Cool. Makes me feel good to have brought a lurker out from the darkness.
> This is something I have wanted to do myself for a long while and
> although knowing the math behind it would not know how to implement it.
Its not really that hard. Was it the animation, or the track itself
that you weren't sure how to implement?
> I noticed in your animation that some of the track is still missing
> (very small criticism) on some of the track that is visible from the
> current position. Dont know if you are aware of this or not. If you
> want the times let me know. It seems to be on the high points of the
> track.
The beginning of the first drop as a gap in the very top. That's a
known problem. That's simply because the very last segment isn't drawn.
That will be fixed later. The first drop can be seen on the right
before entering the helix at about 25 seconds. As it goes over a bunny
hill at about the 30 second mark, you can see it on the left. Then for
a split second at 39 seconds you can see it going up the hill. Then one
final glimpse of it at 47 seconds as you enter the last turn.

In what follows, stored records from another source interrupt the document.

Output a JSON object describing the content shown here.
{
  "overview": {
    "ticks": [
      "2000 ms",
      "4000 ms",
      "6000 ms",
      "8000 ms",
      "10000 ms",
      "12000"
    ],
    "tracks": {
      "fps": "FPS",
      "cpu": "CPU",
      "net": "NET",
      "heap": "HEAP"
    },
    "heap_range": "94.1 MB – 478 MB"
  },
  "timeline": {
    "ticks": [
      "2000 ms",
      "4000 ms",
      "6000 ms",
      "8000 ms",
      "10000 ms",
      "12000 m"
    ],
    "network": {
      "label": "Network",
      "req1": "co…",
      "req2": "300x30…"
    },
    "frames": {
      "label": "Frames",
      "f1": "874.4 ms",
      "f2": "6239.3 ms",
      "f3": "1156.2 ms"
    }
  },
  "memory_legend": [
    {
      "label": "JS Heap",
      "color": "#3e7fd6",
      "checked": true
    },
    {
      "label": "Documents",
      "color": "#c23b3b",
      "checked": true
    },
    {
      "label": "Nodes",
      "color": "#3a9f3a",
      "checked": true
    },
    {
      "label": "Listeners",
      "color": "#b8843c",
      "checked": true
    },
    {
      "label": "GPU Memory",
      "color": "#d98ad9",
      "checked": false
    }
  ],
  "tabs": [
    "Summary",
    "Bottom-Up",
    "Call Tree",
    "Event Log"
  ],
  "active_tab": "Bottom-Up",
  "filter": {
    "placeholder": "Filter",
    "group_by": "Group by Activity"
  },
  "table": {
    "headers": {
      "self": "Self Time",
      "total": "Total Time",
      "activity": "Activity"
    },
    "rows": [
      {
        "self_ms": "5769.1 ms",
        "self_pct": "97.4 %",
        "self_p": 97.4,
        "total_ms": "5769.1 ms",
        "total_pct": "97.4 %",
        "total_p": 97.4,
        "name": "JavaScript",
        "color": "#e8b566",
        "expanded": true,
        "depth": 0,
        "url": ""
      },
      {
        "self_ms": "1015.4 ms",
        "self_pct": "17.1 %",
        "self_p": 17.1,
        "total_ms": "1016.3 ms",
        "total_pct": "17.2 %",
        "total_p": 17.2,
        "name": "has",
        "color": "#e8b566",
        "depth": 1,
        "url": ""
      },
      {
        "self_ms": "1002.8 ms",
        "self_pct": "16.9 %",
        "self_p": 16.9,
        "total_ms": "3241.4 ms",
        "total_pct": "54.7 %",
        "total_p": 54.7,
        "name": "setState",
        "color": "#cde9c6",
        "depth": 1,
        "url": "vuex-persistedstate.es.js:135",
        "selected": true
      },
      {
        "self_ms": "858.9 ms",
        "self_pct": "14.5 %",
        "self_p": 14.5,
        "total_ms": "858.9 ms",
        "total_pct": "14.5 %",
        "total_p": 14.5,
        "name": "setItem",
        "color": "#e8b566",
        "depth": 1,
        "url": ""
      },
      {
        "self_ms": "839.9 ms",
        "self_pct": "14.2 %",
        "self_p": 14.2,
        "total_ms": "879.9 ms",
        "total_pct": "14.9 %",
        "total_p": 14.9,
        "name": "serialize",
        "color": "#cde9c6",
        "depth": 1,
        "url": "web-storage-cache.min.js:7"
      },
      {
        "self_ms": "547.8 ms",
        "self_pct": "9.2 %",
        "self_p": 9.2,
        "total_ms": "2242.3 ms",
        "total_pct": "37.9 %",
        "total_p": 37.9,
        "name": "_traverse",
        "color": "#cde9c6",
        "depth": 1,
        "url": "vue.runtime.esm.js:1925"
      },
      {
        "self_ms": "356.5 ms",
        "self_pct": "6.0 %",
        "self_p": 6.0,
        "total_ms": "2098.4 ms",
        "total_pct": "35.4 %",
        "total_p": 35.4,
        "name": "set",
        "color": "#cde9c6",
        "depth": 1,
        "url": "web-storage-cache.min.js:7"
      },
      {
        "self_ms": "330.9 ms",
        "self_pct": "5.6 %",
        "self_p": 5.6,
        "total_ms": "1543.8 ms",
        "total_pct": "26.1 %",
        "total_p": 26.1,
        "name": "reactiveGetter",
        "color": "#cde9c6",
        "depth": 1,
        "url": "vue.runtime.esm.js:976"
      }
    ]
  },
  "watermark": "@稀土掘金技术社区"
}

Its all the same hill, unless there's some other parts where track
disappears. There's no reason anything SHOULD be disappearing. The
track is generated once and saved into an include file, which is then
included on every frame.
> Keep up the excellent work on this, I for one am waiting for the next
> installment.
I'm currently rendering one with the framerate set to 300 fps. The idea
is to turn it into a 30 fps video with 10-sample motion blur. I made
another .pov file for making motion blur easy. I haven't made it
configureable yet, but you'll just give it the prefix (ie, "image") the
number of digits, the suffix, and the number of samples per frame, and
it'll turn every N frames into a single frame by rendering them all to a
box with an average of image_maps. For example, if the prefix is
"bezier", digits is 5, suffix is ".png", and 10 samples per frame, it'll
turn bezier00000.png through bezier00009.png to image00000.png,
bezier00010.png though bezier00019.png into image00001.png, and so on.
So basically, to get motion blur, you just render your scene with a high
number of frames, then open up the motion blur .pov file, set the
#declares at the beginning, and render it, and you'll be done.
I'll probably post it to p.b.s-f when I'm done.